Edit: yes, regarding version 3.0.0 beta 7, this is what I use. Being a beta there are a couple of issues with some of the other window types I've run into, but version 3 adds some nice pixel positioning capabilities and adds some other window types like checkboxes, etc. that aren't even documented beyond a post about them buried on the github pages by the developer.


This is a great idea and a great script.
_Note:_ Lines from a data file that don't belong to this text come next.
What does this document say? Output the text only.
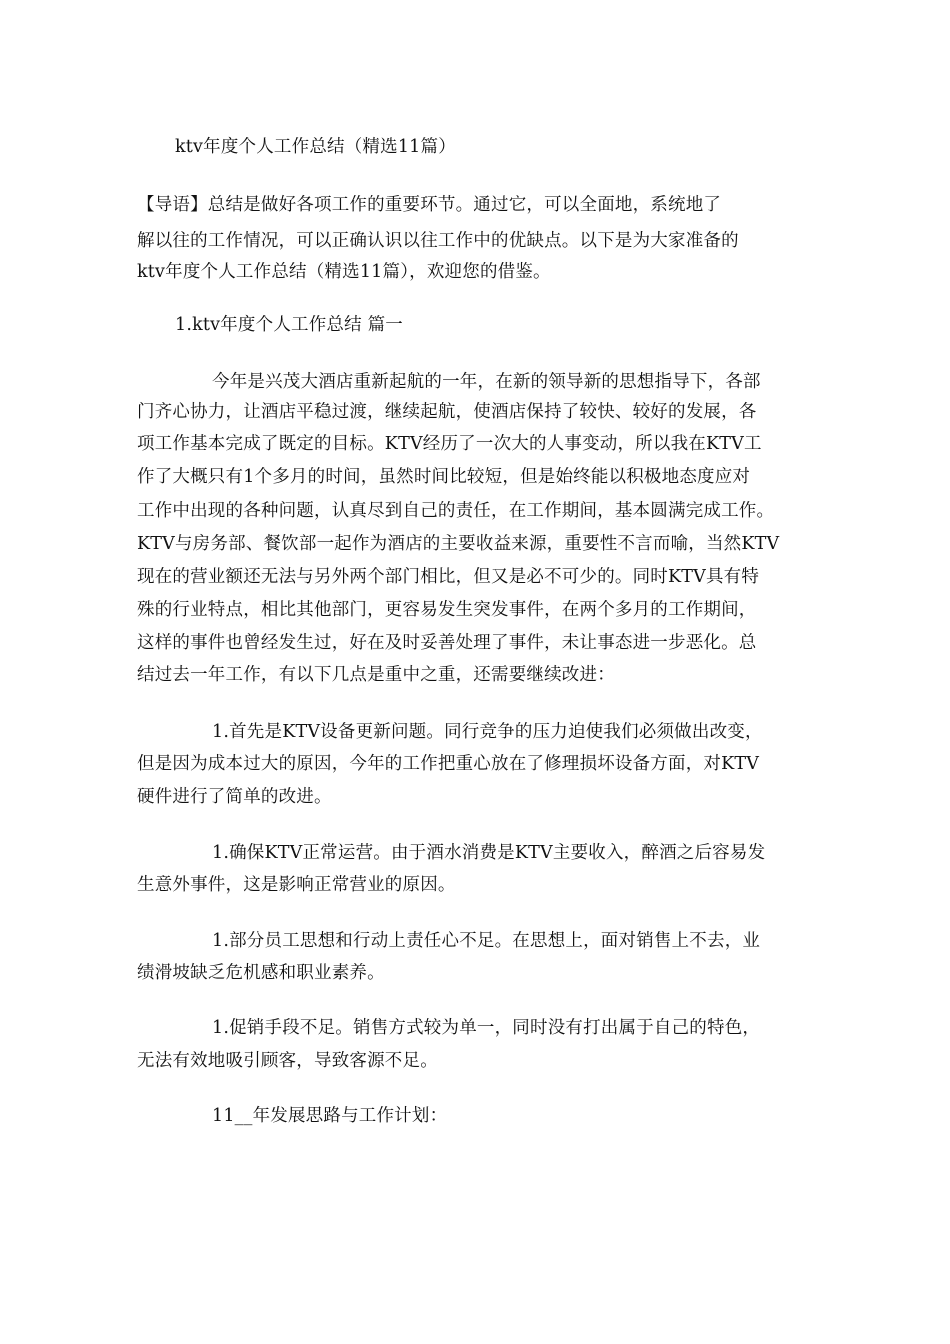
ktv年度个人工作总结（精选11篇）
【导语】总结是做好各项工作的重要环节。通过它，可以全面地，系统地了
解以往的工作情况，可以正确认识以往工作中的优缺点。以下是为大家准备的
ktv年度个人工作总结（精选11篇），欢迎您的借鉴。
1.ktv年度个人工作总结 篇一
今年是兴茂大酒店重新起航的一年，在新的领导新的思想指导下，各部
门齐心协力，让酒店平稳过渡，继续起航，使酒店保持了较快、较好的发展，各
项工作基本完成了既定的目标。KTV经历了一次大的人事变动，所以我在KTV工
作了大概只有1个多月的时间，虽然时间比较短，但是始终能以积极地态度应对
工作中出现的各种问题，认真尽到自己的责任，在工作期间，基本圆满完成工作。
KTV与房务部、餐饮部一起作为酒店的主要收益来源，重要性不言而喻，当然KTV
现在的营业额还无法与另外两个部门相比，但又是必不可少的。同时KTV具有特
殊的行业特点，相比其他部门，更容易发生突发事件，在两个多月的工作期间，
这样的事件也曾经发生过，好在及时妥善处理了事件，未让事态进一步恶化。总
结过去一年工作，有以下几点是重中之重，还需要继续改进：
1.首先是KTV设备更新问题。同行竞争的压力迫使我们必须做出改变，
但是因为成本过大的原因，今年的工作把重心放在了修理损坏设备方面，对KTV
硬件进行了简单的改进。
1.确保KTV正常运营。由于酒水消费是KTV主要收入，醉酒之后容易发
生意外事件，这是影响正常营业的原因。
1.部分员工思想和行动上责任心不足。在思想上，面对销售上不去，业
绩滑坡缺乏危机感和职业素养。
1.促销手段不足。销售方式较为单一，同时没有打出属于自己的特色，
无法有效地吸引顾客，导致客源不足。
11__年发展思路与工作计划：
I think I'll be borrowing this for the office here. ;-)

I did notice one thing in my limited testing, and you may want to verify. When the progress bar dialog is up, the end user can quit the dialog by pressing Command-Q. The timer still keeps counting down and executes any code after your last done statement, if there is any. However, if the user can quit that, they may think the timer has stopped.

Not sure if there is a way to prevent that or not.


@stevewood - Yeah I've seen that too. For some reason the dialog responds to Command + Q which is annoying. I haven't found a good way to prevent that. None of the available options like --float or anything else seems to prevent that. Even if its run by root as is the case when done via policy. :(
I also wish I could find a way to stop that from being possible. If I ever figure something out I'll be sure to post about it.


Regarding drift and system sleep: I just ran a quick test and since the timer is constantly syncing with the system clock, time spent sleeping counts towards the timer. Sleep/resume works as you would expect in that scenario. I'm actually not sure which behavior I would prefer, I will have to think about that.

There is definitely work to be done in wrapping this with the shutdown command and whatnot, but it answers my original question. Thanks for all the input!


This is brilliant! Thank you!


Can someone share with me the syntax for jamfHelper -countdown...

Thanks JAMF Nation!!!!


@Potter you need to use the -timeout switch to set the number of seconds before the window times out. The -countdown switch then displays the timer counting down. If you do not put the -countdown switch in, there will be no timer counting down on the jamfHelper Window.


Thanks stevewood...

Is it possible to change the "Please make selection in" or just get rid of it???


I don't believe there is. I don't use countdown timers, but you may want to look at CocoaDialog and see if the timer function there allows you to remove it or change it.

http://mstratman.github.io/cocoadialog/


cocoaDialog can customize the timeout text or just remove it altogether, but even there your options are limited. You can leave the default text which states something like "timeout in [time left]" where [time left] is an actual countdown that ticks by. Or you can specify a blank text string which removes the timeout indicator completely. Or you can specify some static text to display but you won't get an actual countdown appear in the dialog.

Still, it's more flexible than what jamfHelper lets you do currently.